Systemwide same-store sales rose 0.7 percent for fiscal 2011 ended Dec. 28, compared with a 3.6-percent drop a year earlier — the first time since 2007 that that both company-operated and franchised locations simultaneously registered growth in that metric, the operator and franchisor of Denny’s family-dining restaurants said.
Net income for the fourth quarter ended Dec. 28 was $92 million, or 94 cents per share, compared with $2.7 million, or 3 cents per share, in 2010’s fourth quarter.
The company said $89 million of that gain came from a tax benefit from the release of a valuation allowance on certain deferred tax assets, and $1.8 million in impairment expense.
On a year-over-year basis, fourth-quarter revenue dropped 4.2 percent to $130.2 million, as company restaurant same-store sales growth of 1 percent was not sufficient to compensate for slightly lower franchise and licensing revenue and lower company restaurant sales overall, resulting from 26 net fewer company restaurants tied to refranchising and closures.
For the year, net income was $112.3 million, or $1.13 per share, compared with fiscal 2010 earnings of $22.7 million, or 22 cents a share, again benefitting from the $89 million gain from tax benefit and impairment expense, Denny’s said.
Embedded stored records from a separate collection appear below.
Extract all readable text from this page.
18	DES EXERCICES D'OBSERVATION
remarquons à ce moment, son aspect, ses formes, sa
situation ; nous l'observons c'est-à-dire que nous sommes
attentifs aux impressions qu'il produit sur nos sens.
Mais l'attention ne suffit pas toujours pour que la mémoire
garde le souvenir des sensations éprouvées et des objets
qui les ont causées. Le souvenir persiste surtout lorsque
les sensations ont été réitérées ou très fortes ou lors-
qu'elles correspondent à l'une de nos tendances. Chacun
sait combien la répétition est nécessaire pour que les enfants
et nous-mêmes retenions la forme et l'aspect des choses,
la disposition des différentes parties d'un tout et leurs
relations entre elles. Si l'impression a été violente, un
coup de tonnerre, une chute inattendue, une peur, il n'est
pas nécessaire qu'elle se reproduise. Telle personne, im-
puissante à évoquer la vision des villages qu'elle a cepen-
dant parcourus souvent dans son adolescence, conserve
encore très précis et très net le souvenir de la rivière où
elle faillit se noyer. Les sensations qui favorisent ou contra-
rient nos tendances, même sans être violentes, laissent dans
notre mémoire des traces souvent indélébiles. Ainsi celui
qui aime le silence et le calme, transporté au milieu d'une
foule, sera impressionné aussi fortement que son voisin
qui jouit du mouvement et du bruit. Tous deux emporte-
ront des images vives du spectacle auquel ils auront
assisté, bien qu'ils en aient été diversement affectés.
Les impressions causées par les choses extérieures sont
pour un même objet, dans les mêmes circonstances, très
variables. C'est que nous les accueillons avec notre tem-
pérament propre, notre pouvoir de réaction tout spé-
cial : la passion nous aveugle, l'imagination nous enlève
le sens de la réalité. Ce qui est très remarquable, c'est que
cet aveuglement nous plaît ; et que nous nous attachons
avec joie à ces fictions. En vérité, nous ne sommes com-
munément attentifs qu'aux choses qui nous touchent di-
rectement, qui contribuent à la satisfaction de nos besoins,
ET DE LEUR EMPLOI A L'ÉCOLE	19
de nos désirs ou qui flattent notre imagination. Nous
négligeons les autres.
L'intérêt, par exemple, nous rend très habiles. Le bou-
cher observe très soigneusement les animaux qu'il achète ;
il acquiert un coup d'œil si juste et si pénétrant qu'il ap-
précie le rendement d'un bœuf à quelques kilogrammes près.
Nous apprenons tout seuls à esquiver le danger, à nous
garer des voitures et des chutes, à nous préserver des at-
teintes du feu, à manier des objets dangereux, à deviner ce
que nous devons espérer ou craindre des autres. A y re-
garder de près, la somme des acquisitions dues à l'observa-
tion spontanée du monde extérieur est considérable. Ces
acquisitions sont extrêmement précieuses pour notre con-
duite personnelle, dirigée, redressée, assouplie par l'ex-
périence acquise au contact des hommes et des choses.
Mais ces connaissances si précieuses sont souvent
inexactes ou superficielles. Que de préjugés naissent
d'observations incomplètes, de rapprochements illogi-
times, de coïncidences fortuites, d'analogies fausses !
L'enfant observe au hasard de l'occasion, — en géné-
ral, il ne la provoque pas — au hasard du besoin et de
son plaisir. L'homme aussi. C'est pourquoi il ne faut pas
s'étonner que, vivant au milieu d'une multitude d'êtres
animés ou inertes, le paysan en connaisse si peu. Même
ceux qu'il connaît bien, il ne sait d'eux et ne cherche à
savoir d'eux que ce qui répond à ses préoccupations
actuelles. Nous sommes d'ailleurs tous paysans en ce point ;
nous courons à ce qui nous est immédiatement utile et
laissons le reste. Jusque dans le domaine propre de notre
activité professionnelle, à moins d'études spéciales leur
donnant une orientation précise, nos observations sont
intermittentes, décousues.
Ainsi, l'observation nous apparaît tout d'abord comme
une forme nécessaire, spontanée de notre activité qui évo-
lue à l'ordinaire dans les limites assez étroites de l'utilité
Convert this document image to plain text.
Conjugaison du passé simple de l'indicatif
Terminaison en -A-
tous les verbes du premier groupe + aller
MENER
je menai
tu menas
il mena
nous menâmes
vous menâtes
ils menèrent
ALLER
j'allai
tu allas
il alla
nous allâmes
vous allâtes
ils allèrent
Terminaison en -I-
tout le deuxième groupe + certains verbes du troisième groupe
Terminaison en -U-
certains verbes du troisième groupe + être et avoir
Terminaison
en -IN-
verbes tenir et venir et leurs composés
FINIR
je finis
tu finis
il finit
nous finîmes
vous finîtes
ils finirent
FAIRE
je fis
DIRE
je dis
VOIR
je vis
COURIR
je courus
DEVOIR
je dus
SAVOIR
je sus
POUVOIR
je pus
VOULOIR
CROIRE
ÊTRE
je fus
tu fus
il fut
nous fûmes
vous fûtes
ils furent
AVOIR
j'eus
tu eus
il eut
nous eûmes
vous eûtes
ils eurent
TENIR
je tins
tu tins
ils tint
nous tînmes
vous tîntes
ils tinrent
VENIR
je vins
Fiscal 2011 revenue decreased 1.8 percent to $538.5 million.
For the fourth quarter, systemwide same-store sales increased 1.6 percent, with a 1.8-percent increase at franchised units and 1-percent improvement at company locations.
Denny’s ended the year with 206 company operated and 1,479 franchised or licensed restaurants for a total of 1,685 units systemwide, which represented growth of 1.6 percent compared with the prior year, the company said.
“In 2011, Denny’s made great progress as we generated positive same-store sales and guest counts overcoming the ongoing challenging consumer economic environment,” John Miller, president and chief executive, said in a statement.
“This is a testament to the success of our positioning as America’s favorite diner, emphasizing everyday affordability with attractive limited time only products,” he added.
Miller said the company would continue to work closely with franchisees to maintain growth in units, sales and profitability, while generating additional free cash flow to strengthen the balance sheet and repurchase shares.
Denny’s said it anticipated 2012 same-store sales growth of from flat to 2 percent for both company and franchised stores. It plans to add 45 to 50 new restaurants to its system.
Denny’s Corp. is based in Spartanburg, S.C.